6) Do not have a standard pitching process
Do not only allow certain people to bring in new products. Give anyone and encourage everyone to present products that they think can help solve a problem. You can have a board of people that approve every single pilot but give your employees organizational freedom to solve the problems that they think need solving. This will mean more work for that board of approvers (which should include clinicians, admins, billing, operations, and patient access reps), but you will benefit with better solutions that solve the most urgent problems.
If you’ve chosen an open EMR or a middleware, you can experiment with a completely decentralized way of piloting. That’s where true innovation begins as solutions are forced to prove themselves immediately or be discarded.
7) Don’t be afraid of mistakes
Slack wasn’t always a group communication platform. The company was trying to make a computer game and failed. Along the way they build a communication platform to help them as they developed the game. After the game failed, they turned around and started selling the communication platform.

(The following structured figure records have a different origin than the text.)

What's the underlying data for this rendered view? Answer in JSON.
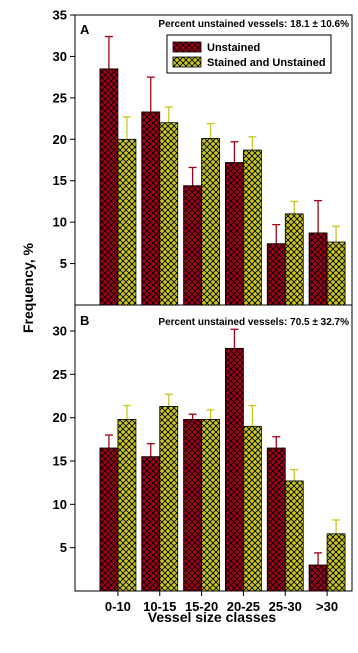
{
  "colors": {
    "unstained": "#a00018",
    "stained": "#c8c820",
    "err_unstained": "#a00018",
    "err_stained": "#c8c820"
  },
  "ylabel": "Frequency, %",
  "xlabel": "Vessel size classes",
  "chart_data": [
    {
      "type": "bar",
      "panel": "A",
      "annotation": "Percent unstained vessels: 18.1 ± 10.6%",
      "categories": [
        "0-10",
        "10-15",
        "15-20",
        "20-25",
        "25-30",
        ">30"
      ],
      "ylabel": "Frequency, %",
      "xlabel": "",
      "ylim": [
        0,
        35
      ],
      "yticks": [
        5,
        10,
        15,
        20,
        25,
        30,
        35
      ],
      "legend": "top-right",
      "series": [
        {
          "name": "Unstained",
          "values": [
            28.5,
            23.3,
            14.4,
            17.2,
            7.4,
            8.7
          ],
          "errors": [
            3.9,
            4.2,
            2.2,
            2.5,
            2.3,
            3.9
          ]
        },
        {
          "name": "Stained and Unstained",
          "values": [
            20.0,
            22.0,
            20.1,
            18.7,
            11.0,
            7.6
          ],
          "errors": [
            2.7,
            1.9,
            1.8,
            1.6,
            1.5,
            1.9
          ]
        }
      ]
    },
    {
      "type": "bar",
      "panel": "B",
      "annotation": "Percent unstained vessels: 70.5 ± 32.7%",
      "categories": [
        "0-10",
        "10-15",
        "15-20",
        "20-25",
        "25-30",
        ">30"
      ],
      "ylabel": "Frequency, %",
      "xlabel": "Vessel size classes",
      "ylim": [
        0,
        33
      ],
      "yticks": [
        5,
        10,
        15,
        20,
        25,
        30
      ],
      "series": [
        {
          "name": "Unstained",
          "values": [
            16.5,
            15.5,
            19.8,
            28.0,
            16.5,
            3.0
          ],
          "errors": [
            1.5,
            1.5,
            0.6,
            2.2,
            1.3,
            1.4
          ]
        },
        {
          "name": "Stained and Unstained",
          "values": [
            19.8,
            21.3,
            19.8,
            19.0,
            12.7,
            6.6
          ],
          "errors": [
            1.6,
            1.4,
            1.1,
            2.4,
            1.3,
            1.6
          ]
        }
      ]
    }
  ]
}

Make sure that your system and connection with vendors is secure. That part cannot have any mistakes. However, after that, it’s ok to make mistakes on your way to innovation. It’s far better than stasis. Communicate with your patients, they will understand. If the patients don’t understand, feel free to send the feedback to the CEO of the vendors you are using to let off a little steam :).
Remember, innovation can be messy, but as long as it is done securely, progress is being made, even in mistakes.